A late chapter in the vicissitudes suffered by Warsaw's libraries during The Second World War was what is known as the Pruszków Action. This was an attempt to remove surviving books and manuscripts from Warsaw, as on Hitler's orders the city was to be razed to the ground. Under the leadership of Stanisław Lorentz, archivists and museum curators worked hand-in-hand with librarians to evacuate their institutions' collections, doing so, as recalled by Władysław Bartoszewski, "amidst the eerie scenery of ruins, often under shelling, in a silent yet continuous race against daily destruction". Thanks to the Pruszków Action almost 300,000 volumes were transported by the German troops to the West, specifically to Adelsdorf (Zagrodno) in Lower Silesia and to Görbitsch (Garbicz) near Frankfurt an der Oder. An important part of the evacuated items was deposited in the transit camp (Durchgangslager) that the Nazis set up in Pruszków. Contrary to Gustav Abb's promises, the books were kept in poor conditions, in stables and farm buildings, without any supervision by German librarians. Numerous volumes were plundered and many were destroyed.

The final blow to Warsaw's libraries was the burning of the Public Library of Warsaw. The Library building had been seriously damaged during the Uprising, but the storerooms had survived, containing many of the books that were successfully evacuated in the Pruszków Action. On January 16, 1945 on the eve of the Soviet seizure of Warsaw, the German troops set the building on fire while withdrawing from the city. The storerooms and their books were completely destroyed. Ryszard Przelaskowski remembered the scene as follows:

The fleeing Nazis set fire to the library at the last moment. This was done entirely deliberately. How do we know? Because it was not the front building that was set on fire but rather the lower floors of the storage facilities. The iron structure of the storage facilities broke away from the wall, slowly collapsing together with the entire collection of books onto the funeral pyre. Moreover, fire devoured the major part of the pavilion from the courtyard… Of the rich book collection, only small parts remained. Thus the basis of the cultural institution, with its long-standing tradition and activities, one of the largest library buildings, was burnt down – literally the last candle burning as Warsaw went up in flames.

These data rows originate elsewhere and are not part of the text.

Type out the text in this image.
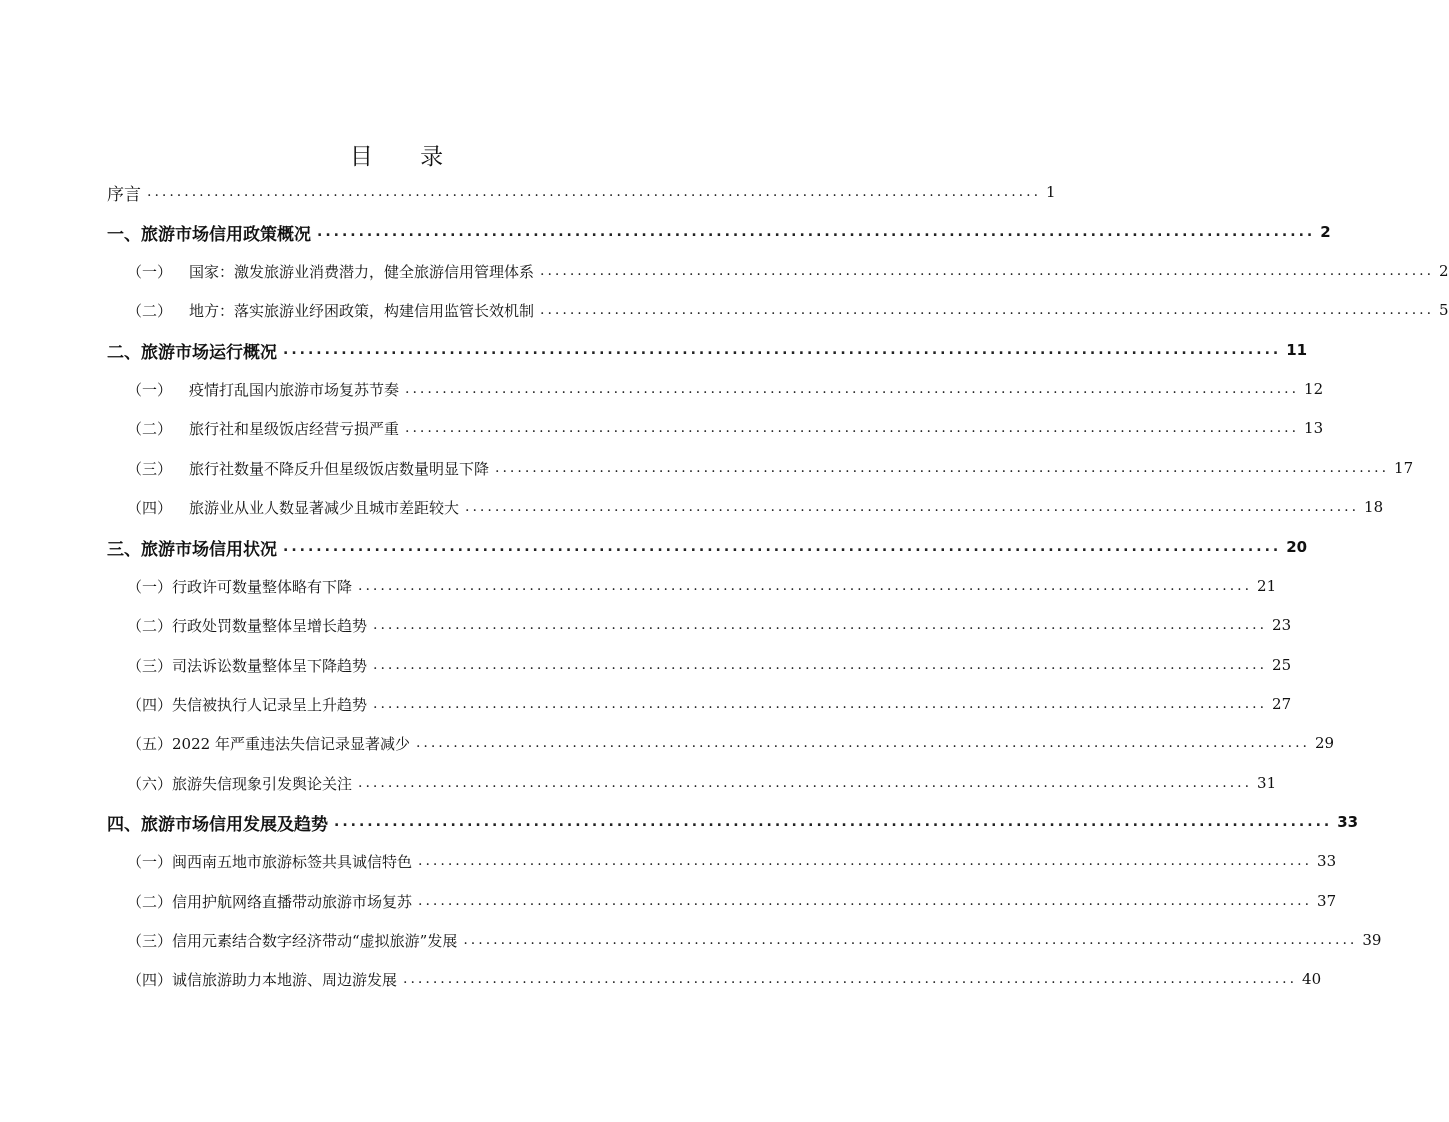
目 录
序言 ........................................................................................................................ 1
一、旅游市场信用政策概况 ........................................................................................................................ 2
（一） 国家：激发旅游业消费潜力，健全旅游信用管理体系 ........................................................................................................................ 2
（二） 地方：落实旅游业纾困政策，构建信用监管长效机制 ........................................................................................................................ 5
二、旅游市场运行概况 ........................................................................................................................ 11
（一） 疫情打乱国内旅游市场复苏节奏 ........................................................................................................................ 12
（二） 旅行社和星级饭店经营亏损严重 ........................................................................................................................ 13
（三） 旅行社数量不降反升但星级饭店数量明显下降 ........................................................................................................................ 17
（四） 旅游业从业人数显著减少且城市差距较大 ........................................................................................................................ 18
三、旅游市场信用状况 ........................................................................................................................ 20
（一）行政许可数量整体略有下降 ........................................................................................................................ 21
（二）行政处罚数量整体呈增长趋势 ........................................................................................................................ 23
（三）司法诉讼数量整体呈下降趋势 ........................................................................................................................ 25
（四）失信被执行人记录呈上升趋势 ........................................................................................................................ 27
（五）2022 年严重违法失信记录显著减少 ........................................................................................................................ 29
（六）旅游失信现象引发舆论关注 ........................................................................................................................ 31
四、旅游市场信用发展及趋势 ........................................................................................................................ 33
（一）闽西南五地市旅游标签共具诚信特色 ........................................................................................................................ 33
（二）信用护航网络直播带动旅游市场复苏 ........................................................................................................................ 37
（三）信用元素结合数字经济带动“虚拟旅游”发展 ........................................................................................................................ 39
（四）诚信旅游助力本地游、周边游发展 ........................................................................................................................ 40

Warsaw's libraries were the subject of destructive actions by the Nazis from the first days of the war. Already in September 1939, bombing and artillery shelling caused great destruction. In the subsequent months and years of the occupation, many libraries were closed down, their collections looted, removed or destroyed. The devoted efforts of Poland's librarians, who did all they could to preserve the Polish and European heritage stored in Warsaw's libraries, were thwarted by the invaders, even in the final weeks of the war. This thorough and deliberate act of destroying the most valuable historical documents, the written heritage of the country housed in its libraries, was unprecedented in history.

In the winter of 1945, soon after the National Library of Poland had resumed its activities, the librarians collected some of the ashes of these items of Polish and European written heritage from the building of the Library of the Krasiński Family Entail and placed them in a monument at the National Library of Poland. Despite the intervening decades, some lines of writing are still visible on the charred remnants. The monument is a potent reminder to anyone who visits the National Library of Poland of the decimation of Warsaw's libraries and other cultural institutions in the Second World War.